Archive for April 6th, 2010

correlograms are correlicious

Tuesday, April 6th, 2010

In the last year or so, I’ve been experimenting with different ways of displaying correlation matrices, and have gotten very fond of color-coded correlograms. Here’s one from a paper I wrote investigating the relationship between personality and word use among bloggers (click to enlarge):

Figure S2 Extraversion

The rows reflect language categories from Jamie Pennebaker’s Linguistic Inquiry and Word Count (LIWC) dictionary; the columns reflect Extraversion scores (first column) or scores on the lower-order “facets” of Extraversion (as measured by the IPIP version of the NEO-PI-R). The plot was generated in R using code adapted from the corrgram package (R really does have contributed packages for everything). Positive correlations are in blue, negative ones are in red.

The thing I really like about these figures is that the colors instantly orient you to the most important features of the correlation matrix, instead of having to inspect every cell for the all-important ***magical***asterisks***of***statistical***significance***. For instance, a cursory glance tells you that even though Excitement-Seeking and Cheerfulness are both nominally facets of Extraversion, they’re associated with very different patterns of word use. And then a slightly less cursory glance tells you that that’s because people with high Excitement-Seeking scores like to swear a lot and use negative emotion words, while Cheerful people like to talk about friends, music, and use positive emotional language.

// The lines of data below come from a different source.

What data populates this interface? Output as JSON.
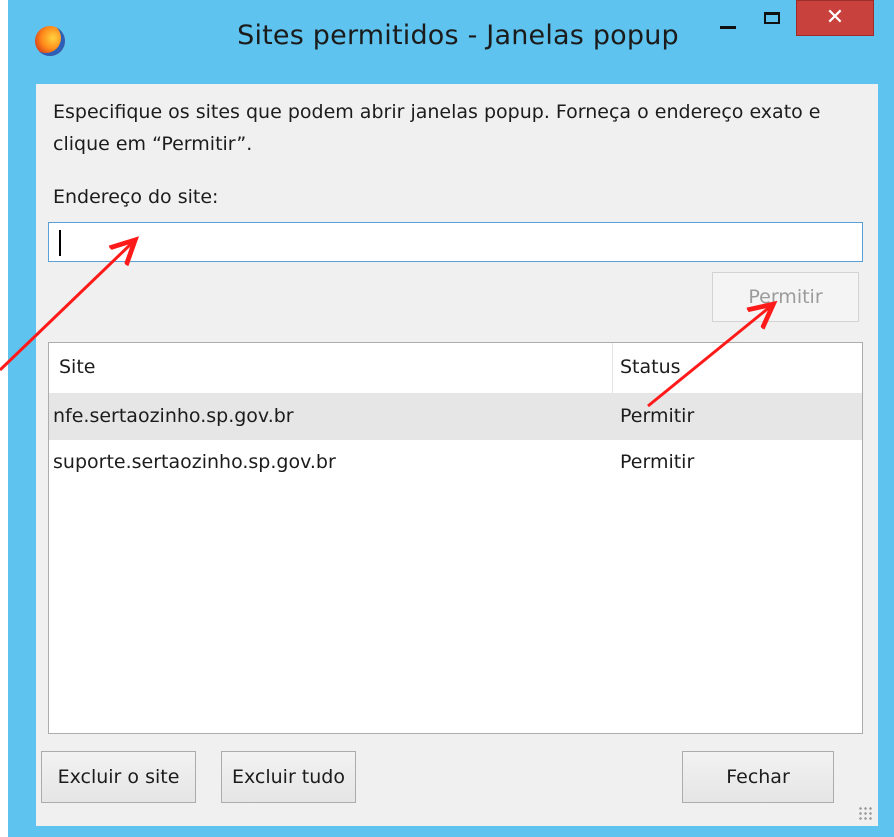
{
  "window": {
    "title": "Sites permitidos - Janelas popup",
    "icon": "firefox-icon",
    "controls": {
      "minimize_icon": "minimize-icon",
      "maximize_icon": "maximize-icon",
      "close_glyph": "✕"
    }
  },
  "dialog": {
    "description": "Especifique os sites que podem abrir janelas popup. Forneça o endereço exato e clique em “Permitir”.",
    "address_label": "Endereço do site:",
    "address_value": "",
    "permit_button": "Permitir",
    "permit_enabled": false
  },
  "sites_table": {
    "columns": [
      "Site",
      "Status"
    ],
    "rows": [
      {
        "site": "nfe.sertaozinho.sp.gov.br",
        "status": "Permitir",
        "selected": true
      },
      {
        "site": "suporte.sertaozinho.sp.gov.br",
        "status": "Permitir",
        "selected": false
      }
    ]
  },
  "buttons": {
    "remove_site": "Excluir o site",
    "remove_all": "Excluir tudo",
    "close": "Fechar"
  },
  "annotation_color": "#ff1a1a",
  "colors": {
    "titlebar": "#5ec3ef",
    "close_button": "#c9413d",
    "input_border": "#5a9fd6",
    "selected_row": "#e6e6e6"
  }
}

You’d get the same information without the color, of course, but it’d take much longer to extract,  and then you’d have to struggle to keep all of the relevant numbers in mind while you mull them over. The colors do a lot to reduce cognitive load, and also have the secondary benefit of looking pretty.

If you’re interested in using correlograms, a good place to start is the Quick-R tutorial on correlograms in R. The documentation for the corrgram package is here, and there’s a nice discussion of the principles behind the visual display of correlation matrices in this article.

p.s. I’m aware this post has the worst title ever; the sign-up sheet for copy editing duties is in the comment box (hint hint).

my new favorite blog

Tuesday, April 6th, 2010

…teaches you How To Write Badly Well. For instance, if you want to write badly well, you must Refuse to leave the present tense:

I sit at my desk and remember how, years ago, I wonder what my life will be like when I am fifty, which I am now. I’m imagining that I’m living in a big house, I remember as I sit in my one-bedroom apartment. Now I pour myself a drink and cast my mind back to a time when I’m full of hope and passion which is never to be extinguished, as it is now.

‘What am I doing?’ I mutter to myself, taking a sip of my drink. In my memory, I’m seven years old, sitting in the highest branches of a tree which is being planted a hundred years before I am born. Now, though, the tree is long dead. I’m chopping it down at the age of twenty and thinking about when it is supporting my weight at the age of seven. I look at my watch.

‘Late,’ I mutter to myself. It is eight; the retrospective is just starting, half an hour ago.